Karuna Jaggar, the executive director of Breast Cancer Action, an advocacy group that has been critical of mainstream breast cancer organizations, notes that such groups have been slow, in the past, to acknowledge those chemical and environmental factors.

In the wake of Thursday’s news, cancer organizations have reaffirmed their commitment to staunching the disease among black women.

“We are actively engaged in health equity efforts to really address these disparities,” says Brown, the Komen official. In addition to years of research into why breast cancer is so fatal to black women, she said, “We’re testing different patient navigation models for black women who have trouble accessing healthcare.”

But Thursday’s report also exposed a disconnect between leading cancer groups and black women who face the disease.

In a major announcement earlier this month, the American Cancer Society revised its guidelines for annual cancer screening, raising the suggested age for regular mammograms from 40 to 45. The move came after a sweeping review of academic research cast doubt on the link between early detection and saving lives. One influential study found that over 10 years, for every 10,000 women over 50 who has a regular mammogram, only 10 receive lifesaving care as a result. Another 6,130 women are given false positives and 940 women undergo unnecessary biopsies.

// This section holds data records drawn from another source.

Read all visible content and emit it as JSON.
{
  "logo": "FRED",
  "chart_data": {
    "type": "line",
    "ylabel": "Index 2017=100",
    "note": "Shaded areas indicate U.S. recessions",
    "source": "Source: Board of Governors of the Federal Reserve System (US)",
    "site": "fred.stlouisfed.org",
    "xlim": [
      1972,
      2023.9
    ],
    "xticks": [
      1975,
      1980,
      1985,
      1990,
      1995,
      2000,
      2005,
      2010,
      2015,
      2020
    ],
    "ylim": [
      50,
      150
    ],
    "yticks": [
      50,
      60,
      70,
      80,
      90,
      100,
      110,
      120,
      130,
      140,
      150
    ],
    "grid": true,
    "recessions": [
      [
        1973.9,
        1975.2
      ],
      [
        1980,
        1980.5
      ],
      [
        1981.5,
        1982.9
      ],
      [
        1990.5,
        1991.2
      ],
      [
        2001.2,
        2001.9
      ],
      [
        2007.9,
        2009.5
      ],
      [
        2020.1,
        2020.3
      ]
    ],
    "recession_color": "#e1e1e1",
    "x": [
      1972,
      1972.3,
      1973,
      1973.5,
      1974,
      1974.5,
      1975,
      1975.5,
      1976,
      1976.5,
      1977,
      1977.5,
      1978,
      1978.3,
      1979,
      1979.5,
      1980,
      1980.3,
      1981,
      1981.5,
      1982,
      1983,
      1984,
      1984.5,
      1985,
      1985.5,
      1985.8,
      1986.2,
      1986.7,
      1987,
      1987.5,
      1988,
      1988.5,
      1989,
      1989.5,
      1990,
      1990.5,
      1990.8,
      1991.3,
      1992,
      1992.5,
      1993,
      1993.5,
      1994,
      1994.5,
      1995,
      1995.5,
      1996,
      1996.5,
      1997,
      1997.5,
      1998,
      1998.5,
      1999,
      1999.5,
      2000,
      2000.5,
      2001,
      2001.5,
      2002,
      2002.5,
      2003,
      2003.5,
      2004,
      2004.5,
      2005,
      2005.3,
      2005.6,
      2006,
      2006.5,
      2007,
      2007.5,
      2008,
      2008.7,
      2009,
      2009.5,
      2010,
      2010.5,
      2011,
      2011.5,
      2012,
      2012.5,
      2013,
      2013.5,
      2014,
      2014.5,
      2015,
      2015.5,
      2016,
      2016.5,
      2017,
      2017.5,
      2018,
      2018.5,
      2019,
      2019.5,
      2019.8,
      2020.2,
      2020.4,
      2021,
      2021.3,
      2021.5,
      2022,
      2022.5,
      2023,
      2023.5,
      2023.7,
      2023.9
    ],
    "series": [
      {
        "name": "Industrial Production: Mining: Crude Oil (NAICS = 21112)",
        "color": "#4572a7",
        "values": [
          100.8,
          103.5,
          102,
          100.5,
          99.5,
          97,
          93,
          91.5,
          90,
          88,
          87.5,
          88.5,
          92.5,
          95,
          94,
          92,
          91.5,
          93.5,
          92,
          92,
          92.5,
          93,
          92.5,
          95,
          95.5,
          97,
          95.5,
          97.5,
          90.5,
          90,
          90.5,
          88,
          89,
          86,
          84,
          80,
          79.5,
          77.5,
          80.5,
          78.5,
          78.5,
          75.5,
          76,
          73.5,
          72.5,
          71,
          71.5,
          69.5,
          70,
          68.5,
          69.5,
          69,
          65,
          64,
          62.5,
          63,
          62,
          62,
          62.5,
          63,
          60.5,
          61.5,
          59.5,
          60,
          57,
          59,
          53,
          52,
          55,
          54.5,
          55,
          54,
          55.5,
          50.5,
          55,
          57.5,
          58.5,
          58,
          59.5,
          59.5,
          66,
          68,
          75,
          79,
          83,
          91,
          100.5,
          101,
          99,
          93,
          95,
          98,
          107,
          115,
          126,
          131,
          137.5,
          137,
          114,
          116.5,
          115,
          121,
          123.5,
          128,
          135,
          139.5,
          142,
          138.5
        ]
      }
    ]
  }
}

More breast cancer screenings, Kavanaugh-Lynch says, are not key to reducing black mortality rates. In California, she notes, black women have a higher screening rate and still die more often of breast cancer. But Blount noted that the revised guidelines at the very least send conflicting messages, as black women develop and die from breast cancer at younger ages than white women.

“For the average black woman out there who is trying to pay attention to the conversation about guidelines, we have completely confused her,” Blount says. “Mainstream feminist organizations have to think about these issues.” (Her group opposes the new guidelines.)

Jaggar, likewise, wishes that legacy groups would speak louder about the particular struggles facing black women with breast cancer. “Many organizations are just silent about the unacceptable disparities and inequities facing black women with breast cancer,” says Jaggar. “Where they do talk about it, they seem to be satisfied with describing it. The question is, for me, what are the actions that actually make the difference?”